À l’occasion de la Journée mondiale de la liberté de la presse, le Syndicat National des Journalistes Indépendants du Togo (SYNJIT) a rappelé une évidence trop souvent reléguée au second plan : il n’existe pas de presse libre sans travail décent. Dans un communiqué rendu public ce samedi, le syndicat salue le courage des professionnels des médias qui, malgré un environnement socio-politique complexe et une précarité croissante, continuent d’informer avec abnégation.
« Un journaliste mal rémunéré est un journaliste vulnérable »

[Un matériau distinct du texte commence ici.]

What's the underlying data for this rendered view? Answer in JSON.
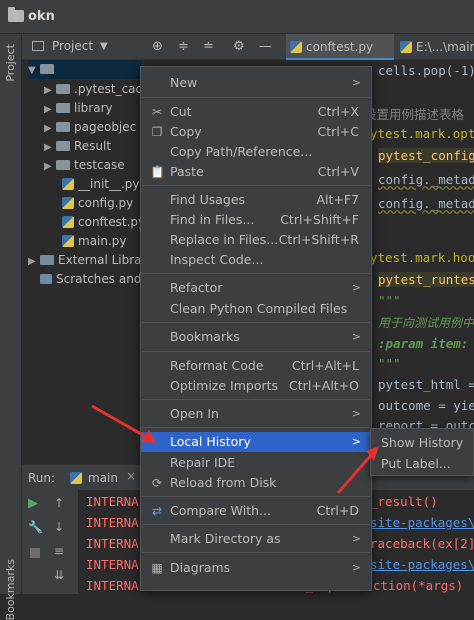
{
  "window": {
    "title": "okn"
  },
  "left_strip": {
    "project_label": "Project",
    "bookmarks_label": "Bookmarks"
  },
  "project_toolbar": {
    "label": "Project"
  },
  "tree": {
    "root": "",
    "items": [
      {
        "label": ".pytest_cac",
        "type": "folder"
      },
      {
        "label": "library",
        "type": "folder"
      },
      {
        "label": "pageobjec",
        "type": "folder"
      },
      {
        "label": "Result",
        "type": "folder"
      },
      {
        "label": "testcase",
        "type": "folder"
      },
      {
        "label": "__init__.py",
        "type": "py"
      },
      {
        "label": "config.py",
        "type": "py"
      },
      {
        "label": "conftest.py",
        "type": "py"
      },
      {
        "label": "main.py",
        "type": "py"
      },
      {
        "label": "External Librar",
        "type": "lib"
      },
      {
        "label": "Scratches and",
        "type": "scratch"
      }
    ]
  },
  "editor_tabs": [
    {
      "label": "conftest.py",
      "active": true
    },
    {
      "label": "E:\\...\\main."
    }
  ],
  "editor": {
    "lines": [
      "cells.pop(-1)",
      "设置用例描述表格",
      "ytest.mark.opti",
      "pytest_config",
      "config._metad",
      "config._metad",
      "ytest.mark.hook",
      "pytest_runtes",
      "\"\"\"",
      "用于向测试用例中",
      ":param item:",
      "\"\"\"",
      "pytest_html =",
      "outcome = yie",
      "report = outc"
    ]
  },
  "run": {
    "label": "Run:",
    "config": "main",
    "console_lines": [
      {
        "left": "INTERNA",
        "right": "_result()",
        "right_type": "err"
      },
      {
        "left": "INTERNA",
        "right": "site-packages\\",
        "right_type": "link"
      },
      {
        "left": "INTERNA",
        "right": "raceback(ex[2]",
        "right_type": "err"
      },
      {
        "left": "INTERNA",
        "right": "site-packages\\",
        "right_type": "link"
      },
      {
        "left": "INTERNALERROR>",
        "right": "res = hook_impl.function(*args)",
        "right_type": "err"
      }
    ]
  },
  "context_menu": {
    "items": [
      {
        "label": "New",
        "submenu": true
      },
      {
        "sep": true
      },
      {
        "label": "Cut",
        "shortcut": "Ctrl+X",
        "icon": "scissors-icon"
      },
      {
        "label": "Copy",
        "shortcut": "Ctrl+C",
        "icon": "copy-icon"
      },
      {
        "label": "Copy Path/Reference..."
      },
      {
        "label": "Paste",
        "shortcut": "Ctrl+V",
        "icon": "paste-icon"
      },
      {
        "sep": true
      },
      {
        "label": "Find Usages",
        "shortcut": "Alt+F7"
      },
      {
        "label": "Find in Files...",
        "shortcut": "Ctrl+Shift+F"
      },
      {
        "label": "Replace in Files...",
        "shortcut": "Ctrl+Shift+R"
      },
      {
        "label": "Inspect Code..."
      },
      {
        "sep": true
      },
      {
        "label": "Refactor",
        "submenu": true
      },
      {
        "label": "Clean Python Compiled Files"
      },
      {
        "sep": true
      },
      {
        "label": "Bookmarks",
        "submenu": true
      },
      {
        "sep": true
      },
      {
        "label": "Reformat Code",
        "shortcut": "Ctrl+Alt+L"
      },
      {
        "label": "Optimize Imports",
        "shortcut": "Ctrl+Alt+O"
      },
      {
        "sep": true
      },
      {
        "label": "Open In",
        "submenu": true
      },
      {
        "sep": true
      },
      {
        "label": "Local History",
        "submenu": true,
        "selected": true
      },
      {
        "label": "Repair IDE"
      },
      {
        "label": "Reload from Disk",
        "icon": "reload-icon"
      },
      {
        "sep": true
      },
      {
        "label": "Compare With...",
        "shortcut": "Ctrl+D",
        "icon": "compare-icon"
      },
      {
        "sep": true
      },
      {
        "label": "Mark Directory as",
        "submenu": true
      },
      {
        "sep": true
      },
      {
        "label": "Diagrams",
        "submenu": true,
        "icon": "diagram-icon"
      }
    ]
  },
  "submenu": {
    "items": [
      "Show History",
      "Put Label..."
    ]
  },
  "colors": {
    "accent": "#2f65ca",
    "arrow": "#e0332f"
  }
}
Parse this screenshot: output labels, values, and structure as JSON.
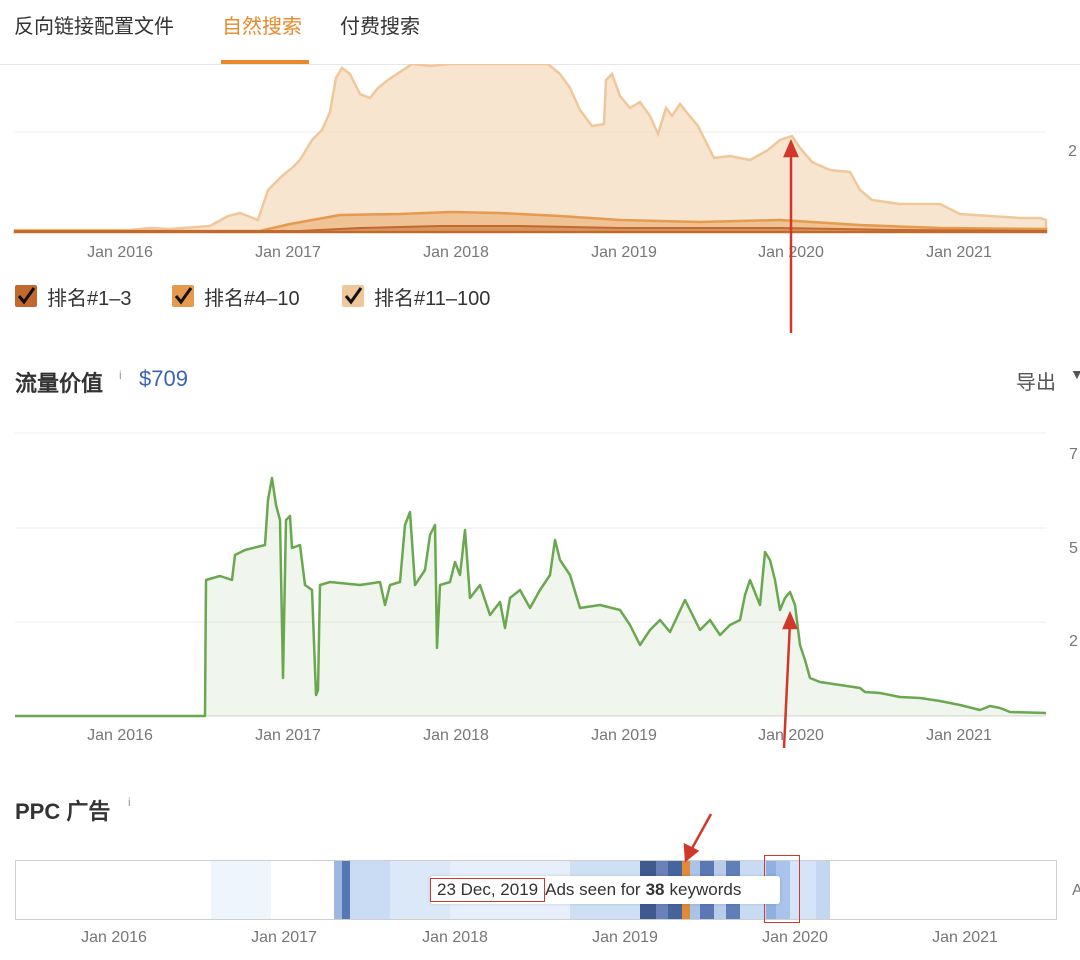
{
  "tabs": [
    {
      "label": "反向链接配置文件"
    },
    {
      "label": "自然搜索"
    },
    {
      "label": "付费搜索"
    }
  ],
  "colors": {
    "accent": "#e8892b",
    "rank_1_3": "#c1692e",
    "rank_4_10": "#e59a4e",
    "rank_11_100": "#f0c79b",
    "traffic_value_line": "#6aa84f",
    "annotation_red": "#d0382b",
    "link_blue": "#3a63b8"
  },
  "x_axis_labels": [
    "Jan 2016",
    "Jan 2017",
    "Jan 2018",
    "Jan 2019",
    "Jan 2020",
    "Jan 2021"
  ],
  "legend": [
    {
      "label": "排名#1–3",
      "color": "#c1692e"
    },
    {
      "label": "排名#4–10",
      "color": "#e59a4e"
    },
    {
      "label": "排名#11–100",
      "color": "#f0c79b"
    }
  ],
  "traffic_value": {
    "title": "流量价值",
    "info": "i",
    "value": "$709",
    "export_label": "导出",
    "export_icon": "chevron-down-icon",
    "y_tick_fragments": [
      "7",
      "5",
      "2"
    ]
  },
  "organic": {
    "y_tick_fragment": "2"
  },
  "ppc": {
    "title": "PPC 广告",
    "info": "i",
    "tooltip_date": "23 Dec, 2019",
    "tooltip_prefix": "Ads seen for",
    "tooltip_count": "38",
    "tooltip_suffix": "keywords",
    "right_fragment": "A"
  }
}
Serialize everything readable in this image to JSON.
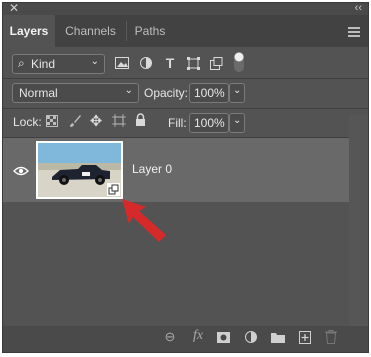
{
  "panel": {
    "tabs": [
      "Layers",
      "Channels",
      "Paths"
    ]
  },
  "filters": {
    "kind_label": "Kind",
    "filter_icons": [
      "image-filter-icon",
      "adjustment-filter-icon",
      "type-filter-icon",
      "shape-filter-icon",
      "smart-object-filter-icon",
      "filter-toggle-icon"
    ]
  },
  "blend": {
    "mode": "Normal",
    "opacity_label": "Opacity:",
    "opacity_value": "100%"
  },
  "lock": {
    "label": "Lock:",
    "fill_label": "Fill:",
    "fill_value": "100%"
  },
  "layers": [
    {
      "name": "Layer 0",
      "visible": true,
      "smart_object": true
    }
  ],
  "annotation": {
    "arrow_color": "#d62a2a"
  },
  "bottom_icons": [
    "link-icon",
    "fx-icon",
    "mask-icon",
    "adjustment-icon",
    "group-folder-icon",
    "new-layer-icon",
    "trash-icon"
  ],
  "bottom": {
    "fx_label": "fx"
  },
  "colors": {
    "panel": "#535353",
    "selected_row": "#696969",
    "text": "#e6e6e6"
  }
}
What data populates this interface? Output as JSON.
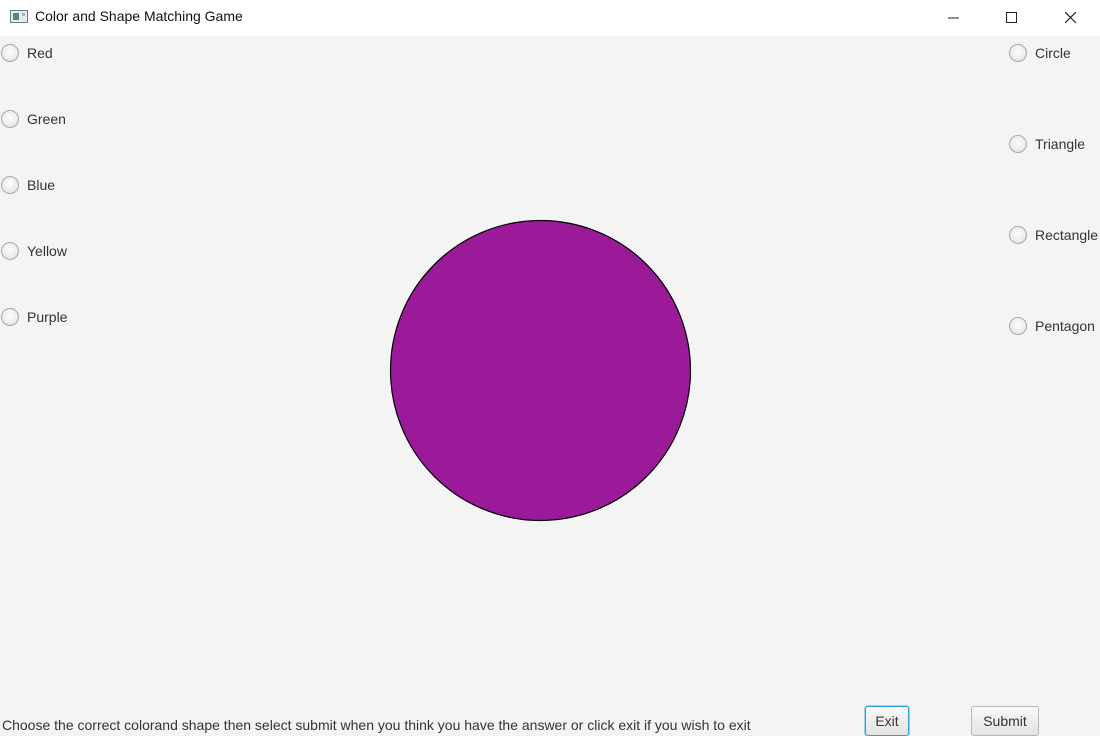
{
  "window": {
    "title": "Color and Shape Matching Game",
    "app_icon": "app-window-icon",
    "controls": {
      "minimize_icon": "minimize-icon",
      "maximize_icon": "maximize-icon",
      "close_icon": "close-icon"
    }
  },
  "colors": {
    "options": [
      {
        "label": "Red",
        "selected": false
      },
      {
        "label": "Green",
        "selected": false
      },
      {
        "label": "Blue",
        "selected": false
      },
      {
        "label": "Yellow",
        "selected": false
      },
      {
        "label": "Purple",
        "selected": false
      }
    ]
  },
  "shapes": {
    "options": [
      {
        "label": "Circle",
        "selected": false
      },
      {
        "label": "Triangle",
        "selected": false
      },
      {
        "label": "Rectangle",
        "selected": false
      },
      {
        "label": "Pentagon",
        "selected": false
      }
    ]
  },
  "display": {
    "shape": "circle",
    "fill_color": "#9a1a9a",
    "stroke_color": "#000000"
  },
  "footer": {
    "instructions": "Choose the correct colorand shape then select submit when you think you have the answer or click exit if you wish to exit",
    "exit_label": "Exit",
    "submit_label": "Submit"
  }
}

Pour le SYNJIT, la précarité économique fragilise directement l’indépendance éditoriale. « Dans un contexte marqué par des crises multiformes, le journaliste togolais ne peut exercer son rôle de rempart démocratique s’il demeure prisonnier de la précarité », souligne le texte. Une presse vulnérable, ajoute-t-il, est une presse exposée à toutes les influences, politiques comme économiques.
Une convention collective à actualiser d’urgence
Le syndicat révèle avoir saisi officiellement, il y a quelques jours, la Ministre de la Communication et des Médias pour exiger la mise en place, sans délai, du « Comité de suivi » de la Convention collective signée le 14 octobre 2022. L’objectif : actualiser la grille des salaires annexée à ladite Convention, devenue obsolète depuis le relèvement du SMIG à 52 500 FCFA le 1er janvier 2024.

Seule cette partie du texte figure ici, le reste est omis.